Какие выводы следуют из факта наличия этого документа? Первый вывод заключается в том, что сам по себе он, безусловно, заслуживает большего доверия в отношении его подлинности, чем тот, который был известен до сих пор; в общем иудей Иосиф мог так написать. Но только «в общем», ибо и здесь есть штрих, вносящий элемент по меньшей мере сомнительности: «…может быть, он был Мессия…» Даже предположить такое Иосиф вряд ли мог! Но отвлечемся от этой последней фразы и обратим внимание на более важную сторону дела.

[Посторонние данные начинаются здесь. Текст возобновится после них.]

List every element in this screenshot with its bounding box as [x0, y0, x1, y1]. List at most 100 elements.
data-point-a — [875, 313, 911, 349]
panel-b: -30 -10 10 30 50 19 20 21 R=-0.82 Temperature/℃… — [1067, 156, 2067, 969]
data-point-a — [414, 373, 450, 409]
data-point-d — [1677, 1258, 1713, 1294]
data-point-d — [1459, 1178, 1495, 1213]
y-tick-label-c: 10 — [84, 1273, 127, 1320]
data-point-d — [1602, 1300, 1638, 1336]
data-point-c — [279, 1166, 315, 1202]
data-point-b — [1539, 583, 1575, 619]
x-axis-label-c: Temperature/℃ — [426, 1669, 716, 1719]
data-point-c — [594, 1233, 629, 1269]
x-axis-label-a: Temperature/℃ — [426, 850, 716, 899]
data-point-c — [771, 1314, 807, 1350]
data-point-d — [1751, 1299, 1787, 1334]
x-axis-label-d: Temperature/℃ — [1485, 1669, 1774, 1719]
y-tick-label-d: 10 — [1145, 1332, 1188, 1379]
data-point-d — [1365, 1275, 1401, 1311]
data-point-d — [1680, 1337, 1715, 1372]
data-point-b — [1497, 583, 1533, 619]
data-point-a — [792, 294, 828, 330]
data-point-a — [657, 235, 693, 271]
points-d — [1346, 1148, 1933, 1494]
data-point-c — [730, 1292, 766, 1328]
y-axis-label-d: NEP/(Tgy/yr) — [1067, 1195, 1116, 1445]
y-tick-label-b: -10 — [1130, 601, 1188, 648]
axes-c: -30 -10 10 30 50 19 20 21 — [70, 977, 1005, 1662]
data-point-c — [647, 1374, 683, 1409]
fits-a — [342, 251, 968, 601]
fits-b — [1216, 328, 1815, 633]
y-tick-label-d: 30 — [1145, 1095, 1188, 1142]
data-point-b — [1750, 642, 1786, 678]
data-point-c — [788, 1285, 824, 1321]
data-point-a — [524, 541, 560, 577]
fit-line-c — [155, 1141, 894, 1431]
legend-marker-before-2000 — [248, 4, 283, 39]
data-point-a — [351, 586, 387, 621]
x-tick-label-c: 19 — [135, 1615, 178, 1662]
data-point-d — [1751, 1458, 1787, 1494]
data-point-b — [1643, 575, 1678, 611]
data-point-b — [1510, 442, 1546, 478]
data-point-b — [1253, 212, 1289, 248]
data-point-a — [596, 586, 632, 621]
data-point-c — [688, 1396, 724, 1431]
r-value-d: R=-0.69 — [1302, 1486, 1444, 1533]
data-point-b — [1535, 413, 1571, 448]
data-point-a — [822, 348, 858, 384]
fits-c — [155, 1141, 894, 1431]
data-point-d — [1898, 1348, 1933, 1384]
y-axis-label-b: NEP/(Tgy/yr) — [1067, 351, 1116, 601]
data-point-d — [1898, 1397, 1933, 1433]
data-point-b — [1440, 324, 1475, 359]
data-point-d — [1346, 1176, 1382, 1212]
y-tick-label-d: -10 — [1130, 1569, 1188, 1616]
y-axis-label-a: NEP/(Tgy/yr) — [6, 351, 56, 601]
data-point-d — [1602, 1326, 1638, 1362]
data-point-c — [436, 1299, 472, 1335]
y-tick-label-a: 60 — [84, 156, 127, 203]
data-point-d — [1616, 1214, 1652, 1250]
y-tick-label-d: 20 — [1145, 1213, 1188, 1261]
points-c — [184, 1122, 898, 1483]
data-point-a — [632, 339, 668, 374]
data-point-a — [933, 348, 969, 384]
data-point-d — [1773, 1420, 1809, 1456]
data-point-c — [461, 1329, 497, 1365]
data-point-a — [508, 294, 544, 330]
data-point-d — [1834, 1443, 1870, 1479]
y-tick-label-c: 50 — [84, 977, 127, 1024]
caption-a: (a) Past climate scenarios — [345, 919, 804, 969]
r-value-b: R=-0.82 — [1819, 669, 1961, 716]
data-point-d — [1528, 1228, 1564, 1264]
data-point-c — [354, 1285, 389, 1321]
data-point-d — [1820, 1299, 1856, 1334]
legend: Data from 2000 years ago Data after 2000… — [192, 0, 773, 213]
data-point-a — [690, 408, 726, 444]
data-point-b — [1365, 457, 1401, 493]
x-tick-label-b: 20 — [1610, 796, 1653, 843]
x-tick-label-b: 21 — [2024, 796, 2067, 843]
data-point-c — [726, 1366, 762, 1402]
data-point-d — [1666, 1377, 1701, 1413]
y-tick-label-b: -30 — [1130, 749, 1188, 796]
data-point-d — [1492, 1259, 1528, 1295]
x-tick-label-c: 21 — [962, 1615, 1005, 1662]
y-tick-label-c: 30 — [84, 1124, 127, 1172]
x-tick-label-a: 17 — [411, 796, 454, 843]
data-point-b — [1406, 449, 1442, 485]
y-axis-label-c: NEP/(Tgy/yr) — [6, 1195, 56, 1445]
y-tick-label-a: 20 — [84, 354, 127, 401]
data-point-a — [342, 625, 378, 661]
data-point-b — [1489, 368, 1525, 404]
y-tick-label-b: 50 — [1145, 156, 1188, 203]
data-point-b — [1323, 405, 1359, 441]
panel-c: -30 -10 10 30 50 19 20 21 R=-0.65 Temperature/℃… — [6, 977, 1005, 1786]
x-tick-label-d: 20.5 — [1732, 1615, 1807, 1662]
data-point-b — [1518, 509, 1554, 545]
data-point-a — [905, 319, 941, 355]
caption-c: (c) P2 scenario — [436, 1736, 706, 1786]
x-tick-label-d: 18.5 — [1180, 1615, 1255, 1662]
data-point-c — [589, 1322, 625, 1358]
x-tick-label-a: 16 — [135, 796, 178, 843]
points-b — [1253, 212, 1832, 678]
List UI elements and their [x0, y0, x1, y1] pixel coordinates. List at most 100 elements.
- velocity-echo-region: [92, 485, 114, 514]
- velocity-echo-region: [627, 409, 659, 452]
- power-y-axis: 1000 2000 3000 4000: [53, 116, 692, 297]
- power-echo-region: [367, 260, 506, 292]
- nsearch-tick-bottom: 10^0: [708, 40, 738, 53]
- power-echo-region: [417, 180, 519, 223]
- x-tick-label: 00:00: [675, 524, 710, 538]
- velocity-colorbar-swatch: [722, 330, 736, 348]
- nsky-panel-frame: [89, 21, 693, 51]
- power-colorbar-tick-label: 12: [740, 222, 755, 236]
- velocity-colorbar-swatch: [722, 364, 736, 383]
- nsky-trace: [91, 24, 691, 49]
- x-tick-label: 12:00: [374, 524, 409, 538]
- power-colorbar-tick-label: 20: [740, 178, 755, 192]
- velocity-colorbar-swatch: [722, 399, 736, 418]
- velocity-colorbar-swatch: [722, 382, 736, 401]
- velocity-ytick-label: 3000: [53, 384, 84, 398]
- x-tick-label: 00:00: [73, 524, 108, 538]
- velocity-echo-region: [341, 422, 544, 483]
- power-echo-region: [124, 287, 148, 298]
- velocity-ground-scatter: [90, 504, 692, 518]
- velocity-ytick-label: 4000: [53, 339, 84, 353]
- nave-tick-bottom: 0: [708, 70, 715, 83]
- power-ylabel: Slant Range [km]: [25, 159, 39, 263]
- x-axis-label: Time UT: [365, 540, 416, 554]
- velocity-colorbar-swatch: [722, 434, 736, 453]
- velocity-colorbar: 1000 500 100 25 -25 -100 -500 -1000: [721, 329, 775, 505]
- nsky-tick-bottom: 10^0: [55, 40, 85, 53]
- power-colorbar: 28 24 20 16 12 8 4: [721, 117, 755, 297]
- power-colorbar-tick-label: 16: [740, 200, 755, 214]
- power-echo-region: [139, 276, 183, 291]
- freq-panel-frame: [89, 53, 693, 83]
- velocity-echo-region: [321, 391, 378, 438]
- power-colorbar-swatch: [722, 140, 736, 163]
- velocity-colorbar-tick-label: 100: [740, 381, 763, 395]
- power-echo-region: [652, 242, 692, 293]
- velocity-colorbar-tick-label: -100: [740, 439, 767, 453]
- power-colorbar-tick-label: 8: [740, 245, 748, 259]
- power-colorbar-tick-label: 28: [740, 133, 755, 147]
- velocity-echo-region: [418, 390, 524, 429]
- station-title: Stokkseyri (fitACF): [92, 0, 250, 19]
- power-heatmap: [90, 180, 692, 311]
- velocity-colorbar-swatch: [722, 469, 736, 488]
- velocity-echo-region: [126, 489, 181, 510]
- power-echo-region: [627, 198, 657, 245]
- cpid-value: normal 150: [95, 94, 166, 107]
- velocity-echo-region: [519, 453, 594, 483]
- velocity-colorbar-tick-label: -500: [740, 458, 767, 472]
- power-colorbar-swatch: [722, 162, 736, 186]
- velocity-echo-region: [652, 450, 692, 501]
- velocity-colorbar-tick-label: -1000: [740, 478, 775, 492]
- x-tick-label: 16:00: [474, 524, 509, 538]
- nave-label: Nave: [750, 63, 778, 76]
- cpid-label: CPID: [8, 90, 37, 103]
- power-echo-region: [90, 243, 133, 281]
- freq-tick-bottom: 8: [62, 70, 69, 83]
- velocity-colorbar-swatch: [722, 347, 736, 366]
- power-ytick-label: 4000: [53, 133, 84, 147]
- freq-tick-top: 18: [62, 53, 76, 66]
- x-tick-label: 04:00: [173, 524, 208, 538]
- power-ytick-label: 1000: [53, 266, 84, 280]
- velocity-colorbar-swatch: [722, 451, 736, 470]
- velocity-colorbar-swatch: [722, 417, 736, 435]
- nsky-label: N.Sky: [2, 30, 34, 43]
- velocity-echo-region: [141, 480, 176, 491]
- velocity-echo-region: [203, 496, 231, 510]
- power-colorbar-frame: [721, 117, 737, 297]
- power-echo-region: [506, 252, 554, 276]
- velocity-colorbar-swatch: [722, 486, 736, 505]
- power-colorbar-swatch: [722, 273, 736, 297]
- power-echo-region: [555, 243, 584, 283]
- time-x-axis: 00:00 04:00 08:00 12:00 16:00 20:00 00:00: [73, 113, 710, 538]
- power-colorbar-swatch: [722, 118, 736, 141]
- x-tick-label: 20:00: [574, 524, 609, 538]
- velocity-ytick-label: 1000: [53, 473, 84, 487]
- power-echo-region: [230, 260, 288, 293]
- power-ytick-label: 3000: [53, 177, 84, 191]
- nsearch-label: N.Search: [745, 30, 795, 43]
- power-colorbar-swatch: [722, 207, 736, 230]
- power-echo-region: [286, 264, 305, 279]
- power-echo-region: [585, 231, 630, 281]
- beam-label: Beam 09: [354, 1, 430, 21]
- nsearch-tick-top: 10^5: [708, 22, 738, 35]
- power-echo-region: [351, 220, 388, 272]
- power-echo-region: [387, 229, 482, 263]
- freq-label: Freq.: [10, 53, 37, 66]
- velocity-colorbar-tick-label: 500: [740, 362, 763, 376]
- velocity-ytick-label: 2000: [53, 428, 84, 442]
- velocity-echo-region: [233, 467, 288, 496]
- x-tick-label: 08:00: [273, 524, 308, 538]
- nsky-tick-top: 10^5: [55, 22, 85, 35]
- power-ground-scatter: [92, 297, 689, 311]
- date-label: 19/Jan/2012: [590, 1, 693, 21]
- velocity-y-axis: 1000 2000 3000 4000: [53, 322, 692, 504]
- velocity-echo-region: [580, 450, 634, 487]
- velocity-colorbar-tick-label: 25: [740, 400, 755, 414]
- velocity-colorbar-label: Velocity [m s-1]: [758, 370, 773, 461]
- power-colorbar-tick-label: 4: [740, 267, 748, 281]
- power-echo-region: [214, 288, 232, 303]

Автор рассматриваемого текста ссылается на то, что «рассказывают» ученики Христа, т. е. на христианское предание. Написано это было около 94 г., когда предание в общих чертах уже, безусловно, сложилось. И Иосиф был здесь отнюдь не в лучшем положении, чем Тацит и Светоний, хотя и писал лет на двадцать раньше их: современником и очевидцем событий, которые могли быть связаны с деятельностью Христа, с его жизнью и смертью, он не был, да и не мог быть (сам родился в 37 г., т. е. через четыре года после того времени, к которому относят смерть Христа). А когда дошло до него предание — через двадцать или семьдесят лет — неизвестно. Не исключено, что это произошло накануне того момента, когда он его записал. Ясно, что никакой гирей на чаше весов сторонников исторической школы фрагмент Иосифа даже в редакции Агапия не является. Аргумент отсутствия свидетельств современников остается в полной силе.